As Martin Luther King, Jr, Day approaches, I’d like to share with you a bit more about our “Peer Learning Cycle” and how our teachers will be spending this Tuesday, with school closed for our annual Professional Development Day. In sync with our national attitude around MLK Day, our Tuesday will be spent exploring notions of protest, activism, and dissent – and how this applies to your young one.
As was highlighted in a November Note, this year our entire teaching staff is using our Peer Learning Cycle (PLC) to explore the intersection between democracy and pedagogy (2/13 6pm is our PLC evening at school, I hope this is already on your calendars!). We will be using our time on Tuesday to visit the “Activist New York” exhibit at the Museum of the City of New York, which “presents the passions and conflicts that underlie the city’s history of agitation.” Our goal for the day is to consider how democratic activism is embodied by our students in your classrooms – how we can consider our students’ collective “agitation” as their expression of democratic dissent.

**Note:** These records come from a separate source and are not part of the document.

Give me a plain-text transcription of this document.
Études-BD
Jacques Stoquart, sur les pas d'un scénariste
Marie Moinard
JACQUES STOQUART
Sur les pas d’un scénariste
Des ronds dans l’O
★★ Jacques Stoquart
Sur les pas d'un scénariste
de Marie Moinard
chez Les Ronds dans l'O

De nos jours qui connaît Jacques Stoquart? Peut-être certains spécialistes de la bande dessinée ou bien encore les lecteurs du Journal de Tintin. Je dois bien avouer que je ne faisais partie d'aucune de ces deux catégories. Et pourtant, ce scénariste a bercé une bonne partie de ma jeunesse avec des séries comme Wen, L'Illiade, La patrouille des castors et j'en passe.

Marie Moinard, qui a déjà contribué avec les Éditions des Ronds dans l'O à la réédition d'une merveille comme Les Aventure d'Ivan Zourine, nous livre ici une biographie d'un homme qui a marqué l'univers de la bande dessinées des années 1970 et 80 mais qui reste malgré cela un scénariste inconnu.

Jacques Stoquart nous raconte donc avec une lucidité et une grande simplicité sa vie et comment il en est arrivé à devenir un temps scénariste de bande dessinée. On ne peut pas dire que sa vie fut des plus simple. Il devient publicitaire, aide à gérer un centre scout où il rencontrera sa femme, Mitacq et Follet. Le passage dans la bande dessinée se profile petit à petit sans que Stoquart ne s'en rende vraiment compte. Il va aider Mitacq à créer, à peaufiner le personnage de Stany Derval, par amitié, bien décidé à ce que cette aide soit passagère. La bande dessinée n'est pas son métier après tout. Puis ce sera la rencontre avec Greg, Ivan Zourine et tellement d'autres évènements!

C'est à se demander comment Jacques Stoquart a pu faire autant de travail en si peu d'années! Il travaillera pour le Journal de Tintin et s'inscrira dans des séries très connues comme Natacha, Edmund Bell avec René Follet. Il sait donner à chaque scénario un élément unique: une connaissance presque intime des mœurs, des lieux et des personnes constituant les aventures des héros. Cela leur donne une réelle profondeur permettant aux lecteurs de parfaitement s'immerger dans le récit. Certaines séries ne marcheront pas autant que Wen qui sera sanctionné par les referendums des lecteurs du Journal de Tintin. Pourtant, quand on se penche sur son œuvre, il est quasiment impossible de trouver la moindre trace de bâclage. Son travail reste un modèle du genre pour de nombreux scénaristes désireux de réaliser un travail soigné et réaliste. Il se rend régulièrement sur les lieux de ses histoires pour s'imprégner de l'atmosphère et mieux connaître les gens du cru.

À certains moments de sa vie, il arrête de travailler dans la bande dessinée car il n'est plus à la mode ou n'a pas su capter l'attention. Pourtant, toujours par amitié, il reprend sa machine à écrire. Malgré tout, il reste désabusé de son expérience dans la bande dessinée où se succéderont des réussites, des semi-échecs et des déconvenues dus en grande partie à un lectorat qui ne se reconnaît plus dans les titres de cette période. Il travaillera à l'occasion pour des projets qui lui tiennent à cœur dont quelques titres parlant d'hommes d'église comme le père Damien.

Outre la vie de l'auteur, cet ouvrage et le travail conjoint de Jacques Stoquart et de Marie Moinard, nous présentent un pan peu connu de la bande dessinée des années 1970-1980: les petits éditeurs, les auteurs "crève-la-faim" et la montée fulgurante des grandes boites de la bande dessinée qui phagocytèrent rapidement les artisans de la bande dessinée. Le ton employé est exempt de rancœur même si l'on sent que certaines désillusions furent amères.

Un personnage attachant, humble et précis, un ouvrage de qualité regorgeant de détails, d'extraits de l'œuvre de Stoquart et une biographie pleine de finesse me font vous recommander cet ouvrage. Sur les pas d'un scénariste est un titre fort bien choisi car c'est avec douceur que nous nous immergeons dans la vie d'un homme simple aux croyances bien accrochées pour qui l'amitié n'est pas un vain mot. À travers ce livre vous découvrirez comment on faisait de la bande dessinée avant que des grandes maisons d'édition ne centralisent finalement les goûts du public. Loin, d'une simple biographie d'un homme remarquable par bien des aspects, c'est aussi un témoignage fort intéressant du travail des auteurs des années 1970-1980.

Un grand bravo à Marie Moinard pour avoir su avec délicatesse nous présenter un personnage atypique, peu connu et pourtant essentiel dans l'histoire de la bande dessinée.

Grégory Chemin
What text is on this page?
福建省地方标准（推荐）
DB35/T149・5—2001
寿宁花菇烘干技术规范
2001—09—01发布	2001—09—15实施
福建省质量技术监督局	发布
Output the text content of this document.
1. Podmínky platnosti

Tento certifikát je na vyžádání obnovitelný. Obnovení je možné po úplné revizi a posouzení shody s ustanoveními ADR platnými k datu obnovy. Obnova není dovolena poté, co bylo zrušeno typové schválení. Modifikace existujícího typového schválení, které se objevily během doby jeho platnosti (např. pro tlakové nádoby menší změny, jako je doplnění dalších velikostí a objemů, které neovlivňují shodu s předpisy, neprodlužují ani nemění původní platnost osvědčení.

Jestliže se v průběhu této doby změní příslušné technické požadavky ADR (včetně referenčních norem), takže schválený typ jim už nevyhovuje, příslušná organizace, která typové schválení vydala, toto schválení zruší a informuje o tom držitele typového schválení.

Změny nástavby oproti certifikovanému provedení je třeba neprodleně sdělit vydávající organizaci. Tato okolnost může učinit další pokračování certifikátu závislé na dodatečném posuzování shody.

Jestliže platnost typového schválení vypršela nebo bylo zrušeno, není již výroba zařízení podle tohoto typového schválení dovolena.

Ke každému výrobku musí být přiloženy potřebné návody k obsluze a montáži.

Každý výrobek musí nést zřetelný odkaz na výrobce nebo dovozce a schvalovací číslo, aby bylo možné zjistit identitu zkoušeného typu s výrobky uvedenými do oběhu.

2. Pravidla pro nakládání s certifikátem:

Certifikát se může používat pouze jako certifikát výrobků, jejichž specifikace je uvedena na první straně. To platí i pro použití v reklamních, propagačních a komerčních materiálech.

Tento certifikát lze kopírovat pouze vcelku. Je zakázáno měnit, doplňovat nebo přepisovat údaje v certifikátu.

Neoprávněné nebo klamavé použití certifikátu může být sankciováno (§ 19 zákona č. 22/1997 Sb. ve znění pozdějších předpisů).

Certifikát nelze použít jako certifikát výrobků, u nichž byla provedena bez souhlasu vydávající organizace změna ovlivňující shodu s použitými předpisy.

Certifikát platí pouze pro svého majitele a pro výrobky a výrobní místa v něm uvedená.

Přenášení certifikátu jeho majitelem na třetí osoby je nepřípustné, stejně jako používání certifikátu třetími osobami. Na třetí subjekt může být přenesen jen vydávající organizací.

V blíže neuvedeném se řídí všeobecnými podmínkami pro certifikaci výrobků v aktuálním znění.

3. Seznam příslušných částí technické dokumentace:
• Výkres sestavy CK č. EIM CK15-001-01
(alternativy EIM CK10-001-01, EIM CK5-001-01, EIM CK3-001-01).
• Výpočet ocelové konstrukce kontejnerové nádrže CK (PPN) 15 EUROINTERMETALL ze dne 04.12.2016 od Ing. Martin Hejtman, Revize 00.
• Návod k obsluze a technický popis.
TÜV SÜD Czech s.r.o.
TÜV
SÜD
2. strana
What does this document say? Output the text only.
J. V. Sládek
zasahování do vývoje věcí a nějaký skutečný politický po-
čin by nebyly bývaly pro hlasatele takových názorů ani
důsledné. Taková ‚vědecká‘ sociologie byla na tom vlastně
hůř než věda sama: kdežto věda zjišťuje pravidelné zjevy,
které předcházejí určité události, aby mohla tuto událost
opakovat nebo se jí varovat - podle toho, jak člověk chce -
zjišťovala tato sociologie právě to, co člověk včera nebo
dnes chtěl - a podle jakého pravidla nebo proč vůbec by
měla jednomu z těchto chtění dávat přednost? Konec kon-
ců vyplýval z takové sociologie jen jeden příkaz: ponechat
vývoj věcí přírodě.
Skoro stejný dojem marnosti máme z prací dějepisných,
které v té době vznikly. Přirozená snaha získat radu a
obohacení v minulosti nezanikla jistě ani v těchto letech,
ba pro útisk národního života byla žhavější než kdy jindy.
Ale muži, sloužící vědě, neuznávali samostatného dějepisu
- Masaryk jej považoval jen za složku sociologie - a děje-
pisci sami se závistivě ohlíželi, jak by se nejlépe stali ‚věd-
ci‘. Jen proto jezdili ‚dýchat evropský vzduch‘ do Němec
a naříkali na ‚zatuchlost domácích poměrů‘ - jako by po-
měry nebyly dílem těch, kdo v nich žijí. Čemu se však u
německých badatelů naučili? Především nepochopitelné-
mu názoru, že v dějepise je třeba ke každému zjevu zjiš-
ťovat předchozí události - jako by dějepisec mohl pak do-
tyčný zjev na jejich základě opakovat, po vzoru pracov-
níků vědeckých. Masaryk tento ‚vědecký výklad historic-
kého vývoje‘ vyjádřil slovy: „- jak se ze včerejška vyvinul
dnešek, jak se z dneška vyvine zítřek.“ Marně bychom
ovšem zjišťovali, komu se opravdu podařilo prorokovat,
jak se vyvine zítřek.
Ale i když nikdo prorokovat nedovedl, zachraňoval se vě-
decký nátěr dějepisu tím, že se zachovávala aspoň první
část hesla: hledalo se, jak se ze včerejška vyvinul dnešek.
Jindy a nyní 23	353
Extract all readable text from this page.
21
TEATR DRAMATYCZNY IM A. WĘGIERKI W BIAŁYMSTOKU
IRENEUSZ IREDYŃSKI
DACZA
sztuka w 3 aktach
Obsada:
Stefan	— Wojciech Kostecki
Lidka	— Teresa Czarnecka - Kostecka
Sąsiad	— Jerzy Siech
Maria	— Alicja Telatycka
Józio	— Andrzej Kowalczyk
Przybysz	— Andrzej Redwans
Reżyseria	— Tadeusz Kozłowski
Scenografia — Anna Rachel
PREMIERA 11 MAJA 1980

A recent Washington Post article (thank you Rabbi Joy for sending to me!) explained how we can consider democracy and pedagogy co-existing:
"Joel Westheimer, a professor at the University of Ottawa who has written extensively on civics education, observes that the term “good citizenship” is typically employed to mean nothing more than “listening to authority figures, dressing neatly, being nice to neighbors, and helping out at a soup kitchen.” What it should mean — what ought to define a democratic society’s approach to education — has more to do with asking difficult questions, organizing for collective action, insisting that people be able to participate in making decisions about matters that affect them, and confronting the systemic roots of problems. Westheimer proposes a thought experiment: You have been magically transported to a classroom somewhere in the world without knowing where you are. Can you tell from the teaching whether you are in a democratic or totalitarian nation? If not, schooling in that country doesn’t really prepare students for democracy."
Westheimer outlines how the experiences within classrooms need not be learning modules "about" democracy to be practiced by free citizens in the future, but instead ought to be authentic expressions of democracy.
This thread is picked up in the early childhood sphere by a small cohort of authors who seek to “reconceptualize” what early childhood education can be, as opposed to non-critically affirming that schools are about the passive accumulation of content knowledge. Recognizing the political power of children to resist those in control, these authors advocate for a re-envisioning of school as a place of democratic practices, through which children can actively express “a means of resisting power and its will to govern, and the forms of oppression and injustice that arise from the unrestrained exercise of power”. The “democratic participation” of children in this reconceptualized school setting necessarily re-frames children’s resistance away from being “problematic” and instead reconstructs children’s dissent as “an important criterion of citizenship”. In this view, autocratic control of early childhood classrooms – by teachers – stifles the capacity for young children to act in politically resistant ways.
Within this framework, children are always-and-already acting in politically subversive ways: "They [children] take action in situations where things are going wrong from their perspective; they choose between different practices going on in the nursery to avoid subordination and to gain power; they take sides between different groupings for ethical reasons; and they follow and challenge the nursery rules as it seems beneficial". These are political actions by political beings, though we often do not recognize our youngest citizen’s behavior as such – we too often only understand our young learners through a developmental, not a political, prism.
These notions and more will be considered by our teaching staff this Tuesday and through the remaining months of the year. Additionally, we will be using two local, JCC-resources to extend the conversation:
“What is Democracy?”, a film by Astra Taylor, was shown this month at the JCC along with a Q+A with the director. The film (90 second trailer) explores the historical roots, and modern contradictions within, democratic practices.
“Protest: 70 Years of American Resistance”: The current exhibit in the JCC’s Laurie M. Tisch gallery, in our building’s lobby, explores the idea that “America itself was born out of protest” while considering that “protest has defined and reshaped the landscape of American rights and justice.”
I invite you to join your child’s teachers in this exploration by visiting the Activist New York Exhibit (it doesn’t hurt that the museum also has a Corduroy exhibit right next to it!) as well as the video and gallery mentioned above.
If we consider our children’s dissent as an exercise of their democratic reaction to authority and control, how does that re-position us as teachers and parents? What responsibilities do we have, given our assumed control over a population who simultaneously both needs us and rebels against us? How can we reconcile our control over our students with their exercising of dissent, a requisite tool of a democratic society?